26 Jan 2020

25 years: Helga Rabl-Stadler about her first day of work as Salzburg Festival President on 26 Jan 1995

Full of energy, curiosity and happy anticipation, I walked into the Großes Festspielhaus on 26 January 1995 to start what I consider the greatest job in the world. The solid wooden door to my office bore brass letters spelling “Präsident”.

What would be more logical, I naively thought, than to simply add an “i” and an “n” to visualize that for the first time, a woman had been appointed to this important office. Not everyone agreed. “Who knows if it’s worth it, she’s unlikely to last long,” the grapevine said. In view of this, the fact that I am now celebrating my 25-year anniversary in this position does give me some satisfaction.

Speaking of anniversaries: I started working at the Festival in 1995, the year of its 75th anniversary, giving my first speech with some inner trepidation. I will take my leave of the Festival on 31 December 2020, after the centenary has concluded.

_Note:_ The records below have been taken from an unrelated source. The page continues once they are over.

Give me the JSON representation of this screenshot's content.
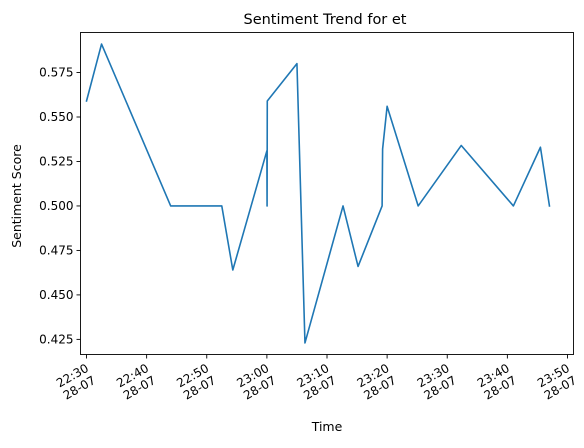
{
  "chart_data": {
    "type": "line",
    "title": "Sentiment Trend for et",
    "xlabel": "Time",
    "ylabel": "Sentiment Score",
    "line_color": "#1f77b4",
    "grid": false,
    "xlim": [
      "2025-07-28 22:29",
      "2025-07-28 23:51"
    ],
    "ylim": [
      0.4165,
      0.5975
    ],
    "x_ticks": [
      {
        "value": "2025-07-28 22:30",
        "time_label": "22:30",
        "date_label": "28-07"
      },
      {
        "value": "2025-07-28 22:40",
        "time_label": "22:40",
        "date_label": "28-07"
      },
      {
        "value": "2025-07-28 22:50",
        "time_label": "22:50",
        "date_label": "28-07"
      },
      {
        "value": "2025-07-28 23:00",
        "time_label": "23:00",
        "date_label": "28-07"
      },
      {
        "value": "2025-07-28 23:10",
        "time_label": "23:10",
        "date_label": "28-07"
      },
      {
        "value": "2025-07-28 23:20",
        "time_label": "23:20",
        "date_label": "28-07"
      },
      {
        "value": "2025-07-28 23:30",
        "time_label": "23:30",
        "date_label": "28-07"
      },
      {
        "value": "2025-07-28 23:40",
        "time_label": "23:40",
        "date_label": "28-07"
      },
      {
        "value": "2025-07-28 23:50",
        "time_label": "23:50",
        "date_label": "28-07"
      }
    ],
    "y_ticks": [
      {
        "value": 0.425,
        "label": "0.425"
      },
      {
        "value": 0.45,
        "label": "0.450"
      },
      {
        "value": 0.475,
        "label": "0.475"
      },
      {
        "value": 0.5,
        "label": "0.500"
      },
      {
        "value": 0.525,
        "label": "0.525"
      },
      {
        "value": 0.55,
        "label": "0.550"
      },
      {
        "value": 0.575,
        "label": "0.575"
      }
    ],
    "series": [
      {
        "points": [
          {
            "x": "2025-07-28 22:30:00",
            "y": 0.559
          },
          {
            "x": "2025-07-28 22:32:30",
            "y": 0.591
          },
          {
            "x": "2025-07-28 22:44:00",
            "y": 0.5
          },
          {
            "x": "2025-07-28 22:52:30",
            "y": 0.5
          },
          {
            "x": "2025-07-28 22:54:20",
            "y": 0.464
          },
          {
            "x": "2025-07-28 23:00:00",
            "y": 0.531
          },
          {
            "x": "2025-07-28 23:00:02",
            "y": 0.5
          },
          {
            "x": "2025-07-28 23:00:04",
            "y": 0.559
          },
          {
            "x": "2025-07-28 23:05:00",
            "y": 0.58
          },
          {
            "x": "2025-07-28 23:06:20",
            "y": 0.423
          },
          {
            "x": "2025-07-28 23:12:40",
            "y": 0.5
          },
          {
            "x": "2025-07-28 23:15:10",
            "y": 0.466
          },
          {
            "x": "2025-07-28 23:19:10",
            "y": 0.5
          },
          {
            "x": "2025-07-28 23:19:15",
            "y": 0.532
          },
          {
            "x": "2025-07-28 23:20:00",
            "y": 0.556
          },
          {
            "x": "2025-07-28 23:25:10",
            "y": 0.5
          },
          {
            "x": "2025-07-28 23:32:20",
            "y": 0.534
          },
          {
            "x": "2025-07-28 23:41:00",
            "y": 0.5
          },
          {
            "x": "2025-07-28 23:45:30",
            "y": 0.533
          },
          {
            "x": "2025-07-28 23:47:00",
            "y": 0.5
          }
        ]
      }
    ]
  }
}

Today, we do have women in leading positions. Bettina Hering is our director of drama. For the first time in Festival history, the important personnel department is in the hands of a woman, Solveig Eckert. And I am particularly pleased to see female artists play an ever-greater role in the Festival’s creative teams. Let me offer a few examples:
The wonderful, incomparable Cecilia Bartoli is the inspiring artistic director of our Whitsun Festival. I can’t wait to see this year’s Don Pasquale, in which she makes her role debut as Norina. Joana Mallwitz is the first woman to conduct an opera at the Salzburg Festival – a development long overdue, in my opinion. Between Lydia Steier and her, our Zauberflöte is firmly in female hands. And the fact that director Karin Henkel has cast the supervillain Richard III with the great Lina Beckmann promises extra artistic tension on stage.

I am delighted that the Festival has become more female during my tenure. I hope that my professional life has encouraged other women to reach for positions formerly viewed as a male birthright.